We were also entertained with the glorious contraptions known as bikes.
But. My mother meant well. Thanks to her extroversion, we often went on camping trips with our cousins during the summer, and she always had things planned to keep us busy. Sometimes, it was a little much, but mom understood my and my sister's need for alone time, and didn't bother dragging us out of the camper when we needed it. Since both of her parents were introverts, I suspect that is why she wasn't as strict and controlling as ENFJs are made out to be.
Now for dad.
I'll just start off by pointing out my papa's stereotypical ISTP tendencies. While my mom would plan the camping trips, my dad would go out and buy us all new equipment and such. He always took my brother and sister fishing, since I don't have much of an interest in it. But he wouldn't usually take us out with a gazillion other people. It'd just be one of us and him, unless we wanted to tag along. He's very introverted and reserved, which made a lovely contrast to my mother's bubbly personality. I fondly remember him taking me on a hiking trip just so I could take pretty photos for a project.
But back to being an INFJ. Him and I would constantly talk about conspiracy theories, and he had/has tons of books about those kind of things that make me sit on the edge of my seat! He still is like that, even as he grows "older". (He's only 45.) I didn't have a super close relationship until I was 10, however. I can't really place why, but I can assure that he was still very much a good parent. He was structured, like my mom, but not overbearing. I do not remember a single instance where he raised his voice at any of us. He had that whole "counselor" thing going on. Quickly trying to discover answers to even the simplest of his children's problems.
I think the biggest downside with him was his way of sometimes being a sideline parent. It almost seemed like he wasn't always there. Luckily, when he was, it was memorable! That feeling of being a ghost-like parent was mostly gone by the time I was 13.
The way they have shaped me is a tad difficult to explain. If MBTI types are relevant to genes, I definitely got my I and N from my dad. Similarly, I likely received my neatness from my mom. Or, to be more blunt, my OCD. Everything must be clean and orderly, but not feel like it isn't lived in. To be short, our environment at home should be simple, while our minds are complex. Yeah...Let's go with that.

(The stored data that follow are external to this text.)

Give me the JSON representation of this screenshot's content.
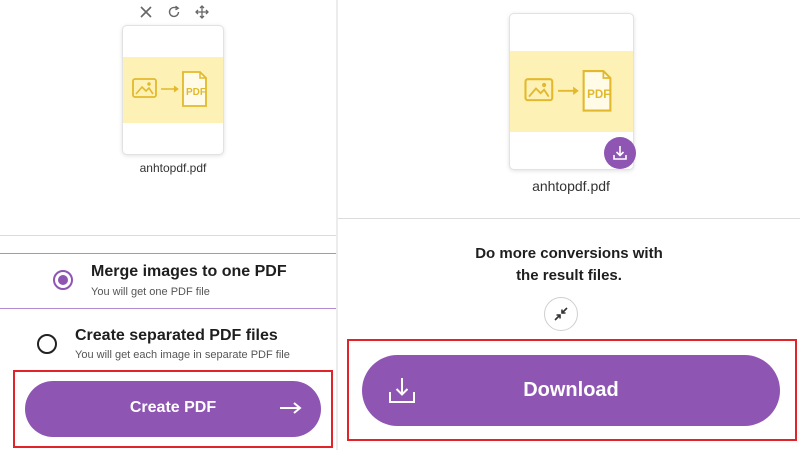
{
  "left": {
    "toolbar": {
      "icons": [
        "close-icon",
        "rotate-icon",
        "move-icon"
      ]
    },
    "file": {
      "name": "anhtopdf.pdf",
      "thumbnail_icon": "image-to-pdf-icon",
      "thumbnail_pdf_text": "PDF"
    },
    "options": [
      {
        "title": "Merge images to one PDF",
        "subtitle": "You will get one PDF file",
        "selected": true
      },
      {
        "title": "Create separated PDF files",
        "subtitle": "You will get each image in separate PDF file",
        "selected": false
      }
    ],
    "create_button": {
      "label": "Create PDF",
      "icon": "arrow-right-icon"
    }
  },
  "right": {
    "file": {
      "name": "anhtopdf.pdf",
      "thumbnail_icon": "image-to-pdf-icon",
      "thumbnail_pdf_text": "PDF",
      "badge_icon": "download-icon"
    },
    "conversions_text_line1": "Do more conversions with",
    "conversions_text_line2": "the result files.",
    "collapse_icon": "collapse-icon",
    "download_button": {
      "label": "Download",
      "icon": "download-icon"
    }
  },
  "colors": {
    "accent": "#8e55b3",
    "thumbnail_bg": "#fdf1b6",
    "thumbnail_line": "#e2b92d",
    "highlight": "#e0242a"
  }
}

I learned a lot of life lessons from both parents. My mother taught me the importance of eating healthy, keeping your word, and daily, practical things like that, whereas my father taught me the majority of my mental and emotional growth. Both are just as quintessential as the other, and I do not feel as if my mother's lessons were any less important than my father's. She also had her fair share of insane concepts and wacky knowledge.
I love my parents. It breaks my heart to know that there are millions of kids out there with bad relationships with their's, or who have abusive ones. My mom once said to me she's "holding my anger for the day I come face-to-face with a bad parent." Go mom!